Ever wonder how Bisquick, that famous "world of baking in a box," got its start? From its introduction in 1931 to the present day, Bisquick has been making great biscuits, pancakes and a whole lot more for almost 70 years. Here's a snapshot of its delicious history.
1930s: Bisquick Beginnings
In 1930, the idea for Bisquick was "born" on a train when Carl Smith, former circus promoter turned sales executive for General Mills, ordered biscuits with his meal. Though well past lunchtime, fresh, piping-hot biscuits arrived within minutes. The chef's timesaving secret? He had blended lard, flour, baking powder and salt in advance and stored the mixture in an ice chest. Smith immediately recognized the potential of a premixed baking mix, so he took the idea to Charlie Kress, the head chemist at General Mills, who began developing a top-secret biscuit mix.
Less than one year after Smith's diner-car discovery, Bisquick biscuit mix appeared on the market in 1931. It was a runaway hit! Competitors, anxious to jump on the Bisquick bandwagon, worked feverishly to develop comparable products. Within a year, 95 other biscuit mixes were introduced to the marketplace by 1933, only six remained, with Bisquick remaining the proven leader.
1940s and 1950s: Bisquick Makes It Easy
With America at war during the first half of the forties, families came to depend on the much-needed convenience of Bisquick. The Betty Crocker Kitchens continued to develop great-tasting recipes for every meal occasion, earning Bisquick the slogan of "a world of baking in a box."
In the fabulous fifties, the versatility of the "12-in-1 mix" was the name of the game. The most popular Bisquick recipes started appearing regularly on the friendly yellow box. Many of these recipe favorites are still printed on the Bisquick package today.
1960s: So Quick with New Bisquick
"Now a completely new Bisquick! Makes biscuits even lighter, fluffier than scratch!" was the headline of the fast-paced sixties, when New Bisquick was introduced. Designed to appeal to makers of southern-style biscuits, the reformulated Bisquick performed so well in test markets that it was rolled out into national distribution. Regular Bisquick was soon replaced, and the word New was dropped from the product name.

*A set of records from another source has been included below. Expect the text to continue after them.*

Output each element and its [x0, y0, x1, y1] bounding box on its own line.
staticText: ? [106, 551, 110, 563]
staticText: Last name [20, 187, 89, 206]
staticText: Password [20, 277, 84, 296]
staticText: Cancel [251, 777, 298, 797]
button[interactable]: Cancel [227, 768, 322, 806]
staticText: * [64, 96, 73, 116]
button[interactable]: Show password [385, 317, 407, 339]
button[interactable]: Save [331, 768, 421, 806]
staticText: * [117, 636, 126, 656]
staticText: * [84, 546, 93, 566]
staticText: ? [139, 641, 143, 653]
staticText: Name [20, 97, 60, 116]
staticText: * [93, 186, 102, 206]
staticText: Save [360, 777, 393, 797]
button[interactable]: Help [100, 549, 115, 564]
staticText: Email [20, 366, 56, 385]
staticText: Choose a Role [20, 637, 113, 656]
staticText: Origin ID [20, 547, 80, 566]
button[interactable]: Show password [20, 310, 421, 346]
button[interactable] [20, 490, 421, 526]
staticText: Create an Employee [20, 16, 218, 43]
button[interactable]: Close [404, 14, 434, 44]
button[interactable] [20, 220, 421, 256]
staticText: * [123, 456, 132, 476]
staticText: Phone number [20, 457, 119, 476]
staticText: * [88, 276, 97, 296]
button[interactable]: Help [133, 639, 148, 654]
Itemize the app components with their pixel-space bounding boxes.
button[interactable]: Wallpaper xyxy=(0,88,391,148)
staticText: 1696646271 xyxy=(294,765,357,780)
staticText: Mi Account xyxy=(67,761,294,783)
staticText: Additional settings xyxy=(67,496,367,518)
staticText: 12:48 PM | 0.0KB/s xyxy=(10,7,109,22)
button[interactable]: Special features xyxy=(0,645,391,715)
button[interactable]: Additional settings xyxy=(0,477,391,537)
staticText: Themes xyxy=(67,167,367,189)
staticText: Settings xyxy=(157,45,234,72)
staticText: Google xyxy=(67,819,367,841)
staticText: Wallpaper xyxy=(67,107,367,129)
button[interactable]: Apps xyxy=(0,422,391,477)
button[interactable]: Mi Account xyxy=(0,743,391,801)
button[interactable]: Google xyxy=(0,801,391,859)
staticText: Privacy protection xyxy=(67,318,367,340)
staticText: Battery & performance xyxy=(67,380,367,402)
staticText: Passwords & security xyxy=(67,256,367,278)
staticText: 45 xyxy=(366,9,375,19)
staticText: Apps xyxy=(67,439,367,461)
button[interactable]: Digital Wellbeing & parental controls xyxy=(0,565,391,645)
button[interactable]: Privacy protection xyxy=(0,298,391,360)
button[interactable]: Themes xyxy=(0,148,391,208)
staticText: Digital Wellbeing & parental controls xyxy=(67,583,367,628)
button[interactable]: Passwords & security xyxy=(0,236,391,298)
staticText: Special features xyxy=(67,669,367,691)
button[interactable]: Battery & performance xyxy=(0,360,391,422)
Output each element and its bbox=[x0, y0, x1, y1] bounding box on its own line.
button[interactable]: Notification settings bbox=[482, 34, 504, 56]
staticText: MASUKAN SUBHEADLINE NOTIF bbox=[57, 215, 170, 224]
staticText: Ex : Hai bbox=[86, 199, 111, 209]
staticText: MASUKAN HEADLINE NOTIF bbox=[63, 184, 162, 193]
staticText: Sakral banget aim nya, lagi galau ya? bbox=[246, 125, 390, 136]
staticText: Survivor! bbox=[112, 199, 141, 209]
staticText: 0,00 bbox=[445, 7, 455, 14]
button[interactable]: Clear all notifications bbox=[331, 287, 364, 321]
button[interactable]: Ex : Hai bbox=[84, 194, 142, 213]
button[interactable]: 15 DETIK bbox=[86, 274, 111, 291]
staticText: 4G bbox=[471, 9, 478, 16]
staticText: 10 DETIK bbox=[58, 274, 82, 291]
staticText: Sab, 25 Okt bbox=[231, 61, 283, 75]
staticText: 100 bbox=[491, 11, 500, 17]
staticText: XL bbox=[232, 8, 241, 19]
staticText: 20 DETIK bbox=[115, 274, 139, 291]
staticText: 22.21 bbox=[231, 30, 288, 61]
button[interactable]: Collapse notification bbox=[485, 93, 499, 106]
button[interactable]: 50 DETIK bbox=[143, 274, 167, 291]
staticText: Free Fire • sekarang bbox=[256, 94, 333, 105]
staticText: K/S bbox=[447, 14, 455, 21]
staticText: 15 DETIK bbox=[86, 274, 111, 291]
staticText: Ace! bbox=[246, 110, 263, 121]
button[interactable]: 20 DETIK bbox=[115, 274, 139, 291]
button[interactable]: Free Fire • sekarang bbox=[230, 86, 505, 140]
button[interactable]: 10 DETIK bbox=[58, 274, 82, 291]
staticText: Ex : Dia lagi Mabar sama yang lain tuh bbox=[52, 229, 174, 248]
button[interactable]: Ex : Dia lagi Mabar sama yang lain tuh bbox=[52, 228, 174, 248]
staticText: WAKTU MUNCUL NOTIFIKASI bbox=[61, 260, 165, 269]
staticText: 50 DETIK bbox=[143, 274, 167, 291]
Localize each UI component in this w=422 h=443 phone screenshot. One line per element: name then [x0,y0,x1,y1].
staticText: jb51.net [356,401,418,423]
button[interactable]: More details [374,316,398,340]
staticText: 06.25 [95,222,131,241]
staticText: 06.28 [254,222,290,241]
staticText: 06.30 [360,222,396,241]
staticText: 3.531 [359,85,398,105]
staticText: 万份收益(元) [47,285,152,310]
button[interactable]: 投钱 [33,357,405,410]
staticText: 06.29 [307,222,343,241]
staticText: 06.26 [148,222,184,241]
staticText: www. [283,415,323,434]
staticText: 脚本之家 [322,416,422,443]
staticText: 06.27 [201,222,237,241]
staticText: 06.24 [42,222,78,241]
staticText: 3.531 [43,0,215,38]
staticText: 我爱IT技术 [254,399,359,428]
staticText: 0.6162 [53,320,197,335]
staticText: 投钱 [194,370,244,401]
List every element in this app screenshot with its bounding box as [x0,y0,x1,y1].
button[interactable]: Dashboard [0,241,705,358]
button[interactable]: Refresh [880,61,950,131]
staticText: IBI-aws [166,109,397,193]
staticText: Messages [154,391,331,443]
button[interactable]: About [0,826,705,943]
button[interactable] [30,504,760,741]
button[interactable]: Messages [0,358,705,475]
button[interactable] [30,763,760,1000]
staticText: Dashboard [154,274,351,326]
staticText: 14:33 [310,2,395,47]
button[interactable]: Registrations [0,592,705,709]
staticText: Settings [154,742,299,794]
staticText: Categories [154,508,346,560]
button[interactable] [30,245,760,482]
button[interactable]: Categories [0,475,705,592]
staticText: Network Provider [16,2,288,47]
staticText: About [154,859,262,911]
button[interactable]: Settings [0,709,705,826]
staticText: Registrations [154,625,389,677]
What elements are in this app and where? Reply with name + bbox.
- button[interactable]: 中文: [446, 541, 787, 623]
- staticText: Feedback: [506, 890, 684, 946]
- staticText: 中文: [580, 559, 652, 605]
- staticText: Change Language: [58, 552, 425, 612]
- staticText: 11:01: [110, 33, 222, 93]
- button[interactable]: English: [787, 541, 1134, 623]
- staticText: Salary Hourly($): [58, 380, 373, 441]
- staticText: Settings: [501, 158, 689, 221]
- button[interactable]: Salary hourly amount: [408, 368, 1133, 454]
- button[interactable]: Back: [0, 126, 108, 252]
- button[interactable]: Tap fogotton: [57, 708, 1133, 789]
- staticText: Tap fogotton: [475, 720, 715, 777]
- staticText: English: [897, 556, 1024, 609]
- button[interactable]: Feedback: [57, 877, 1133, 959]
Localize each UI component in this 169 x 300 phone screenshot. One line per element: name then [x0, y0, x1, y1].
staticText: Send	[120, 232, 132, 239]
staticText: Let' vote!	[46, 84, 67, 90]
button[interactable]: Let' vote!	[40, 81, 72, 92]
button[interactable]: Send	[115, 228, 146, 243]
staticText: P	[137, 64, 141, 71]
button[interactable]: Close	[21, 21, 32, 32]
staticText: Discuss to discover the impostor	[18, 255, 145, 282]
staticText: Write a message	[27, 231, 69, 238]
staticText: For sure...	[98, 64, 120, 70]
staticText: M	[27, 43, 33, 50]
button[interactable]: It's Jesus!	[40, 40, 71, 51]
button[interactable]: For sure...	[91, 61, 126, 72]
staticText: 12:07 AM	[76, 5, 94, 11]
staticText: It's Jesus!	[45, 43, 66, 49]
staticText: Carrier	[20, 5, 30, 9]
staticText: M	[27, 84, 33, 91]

1970s: Bisquick Answers Your Recipe Requests
With the dawn of the seventies came an abundance of new Bisquick recipe ideas. Betty Crocker's Bisquick Cookbook, an updated version of a previous cookbook, was introduced in the fall of 1971 to help promote Bisquick as a multipurpose mix. The book was packed full with over 200 creative recipes for breads, main dishes and desserts, and was a raging success. By 1979, the cookbook was in its eighth printing!
1980s: A Milestone in Bisquick History
To celebrate the fiftieth anniversary of Bisquick, a special cookbook, Betty Crocker's Creative Recipes with Bisquick, was introduced. Hundreds of thousands of enthusiastic fans joined the Bisquick Recipe Club and received The Bisquick Banner, a quarterly newsletter that featured relevant articles, recipes for family meals and entertaining ideas.
Beginning in 1981, the "pie that did the impossible-formed its own crust as it baked" was heavily promoted with recipes, product advertising and booklets. The original Impossible Coconut Pie and Impossible Bacon Pie, which started as grassroots recipes that consumers shared with each other, quickly expanded to over 100 versions. Since then, these crustless pies have been renamed to Impossibly Easy Pies and they continue to be requested favorites.
1990s: Bisquick . . . What a Great Idea!
A desire to return to simplicity and use trusted favorites helped Bisquick continue to be a staple in homes across America. With the popularity of breads, pizzas and one-dish meals, Bisquick made it easy to get great-tasting, homemade meals on the table fast.
2000 and Beyond: The Best of Bisquick
Nearly seven decades later, America's first biscuit mix remains a baking classic and is as versatile as ever. Families continue to depend on Bisquick for delicious meal solutions everyone will love.